As well as ensuring his team parked the bus – a ’4-5′ with barely a corridor between it – when necessary, Vigo enabled his controversially promoted minnows to attack in a 4-3-3, thus exposing Barca’s advanced full backs.
The Spaniard’s substitutions were tactically masterful too – Sendoa constantly pushed Barcelona back after his introduction on the left wing, and the visitors should have added to their tally.
Alas, a busy schedule dictated that I could catch just the one game on Sunday, and so I opted to tune in as Mainz hosted Kaiserslautern – two cities less than one hour apart.
The aforecited engagements meant that I only took in one half of the action, but that was enough to glean some interesting tactical insights from Thomas Tuchel and Marco Kurz respectively.
Kaiserslautern sought to play on the floor a bit more than the hosts, though ultimately, both sides wanted to knock the ball over the top – Mainz to Sami Allagui, Kaiserslautern to anyone breaching the home side’s high line.
While this meant the tempo remained exhilaratingly fast, it also led to no pattern of play being allowed to develop: at times it felt like an endless circle of long throws for flick ons.
It was one of the intended recipients of these throws who broke the deadlock – Srđan Lakić continuing his feat of scoring in every game so far after exposing a pair of centre backs stood miles away from their ‘keeper.

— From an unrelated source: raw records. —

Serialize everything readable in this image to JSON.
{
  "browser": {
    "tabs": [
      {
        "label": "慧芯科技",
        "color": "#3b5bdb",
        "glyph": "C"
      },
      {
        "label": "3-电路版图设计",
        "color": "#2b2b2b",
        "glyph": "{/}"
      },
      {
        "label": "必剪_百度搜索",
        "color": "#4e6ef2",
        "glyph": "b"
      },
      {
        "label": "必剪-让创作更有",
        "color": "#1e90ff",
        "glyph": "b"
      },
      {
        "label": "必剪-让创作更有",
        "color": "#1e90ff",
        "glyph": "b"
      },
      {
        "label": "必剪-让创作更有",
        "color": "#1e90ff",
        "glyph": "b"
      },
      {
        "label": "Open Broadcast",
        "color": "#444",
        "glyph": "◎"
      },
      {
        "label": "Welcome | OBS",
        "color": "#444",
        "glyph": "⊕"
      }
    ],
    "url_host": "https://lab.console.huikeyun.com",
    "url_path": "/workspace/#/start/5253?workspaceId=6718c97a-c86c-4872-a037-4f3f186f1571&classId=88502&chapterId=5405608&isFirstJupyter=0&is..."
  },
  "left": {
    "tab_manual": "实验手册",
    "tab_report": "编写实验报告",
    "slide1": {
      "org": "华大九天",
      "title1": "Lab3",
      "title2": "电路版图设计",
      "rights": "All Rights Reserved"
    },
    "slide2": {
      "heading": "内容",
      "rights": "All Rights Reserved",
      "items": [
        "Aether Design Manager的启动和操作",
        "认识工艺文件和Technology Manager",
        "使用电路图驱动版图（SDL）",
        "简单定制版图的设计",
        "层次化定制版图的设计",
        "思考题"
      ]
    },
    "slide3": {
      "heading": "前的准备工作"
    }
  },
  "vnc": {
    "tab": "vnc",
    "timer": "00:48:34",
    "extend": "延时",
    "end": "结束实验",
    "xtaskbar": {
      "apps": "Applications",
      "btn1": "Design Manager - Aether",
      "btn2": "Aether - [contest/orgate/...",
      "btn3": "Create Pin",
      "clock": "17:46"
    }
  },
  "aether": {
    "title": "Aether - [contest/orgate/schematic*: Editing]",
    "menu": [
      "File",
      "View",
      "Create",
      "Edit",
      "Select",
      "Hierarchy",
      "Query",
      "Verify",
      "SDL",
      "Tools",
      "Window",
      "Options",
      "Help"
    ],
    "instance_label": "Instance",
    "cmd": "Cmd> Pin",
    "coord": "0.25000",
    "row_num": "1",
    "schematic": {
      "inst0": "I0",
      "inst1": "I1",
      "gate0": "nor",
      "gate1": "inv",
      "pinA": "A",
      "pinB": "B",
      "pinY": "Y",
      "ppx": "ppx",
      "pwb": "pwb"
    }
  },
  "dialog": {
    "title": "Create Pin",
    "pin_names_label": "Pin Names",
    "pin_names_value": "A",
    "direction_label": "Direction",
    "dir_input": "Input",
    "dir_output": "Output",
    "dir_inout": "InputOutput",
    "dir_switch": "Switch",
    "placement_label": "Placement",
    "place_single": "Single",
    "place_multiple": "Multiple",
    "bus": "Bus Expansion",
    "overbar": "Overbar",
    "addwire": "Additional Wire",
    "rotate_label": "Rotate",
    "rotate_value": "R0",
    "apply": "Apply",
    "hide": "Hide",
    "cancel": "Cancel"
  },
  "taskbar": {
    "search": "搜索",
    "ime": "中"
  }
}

Despite Mainz going on to win the game 2-1, Kaiserslautern paradoxically displayed more attacking ambition in the first half than they did during the entire 90 minutes when beating Bayern Munich!
For starters, Kurz selected Erwin Hoffer for the 4-4-1-1 – the Austrian striker replacing Adam Nemec who played the role with a midfield mindset against Bayern.
Correspondingly, Mainz’s midfield diamond shape allowed Kaiserslautern to push their full backs forward – something Bayern’s width-laden 4-2-3-1 prevented them from doing.
It’s also worth noting that during the first half, the Kaiserslautern defence stuck to their defined roles well – the brutal Jiří Bílek eradicating the space Lewis Holtby wanted, and Rodnei rendering the constantly-fed Allagui so anonymous that Tuchel hauled him off at half time.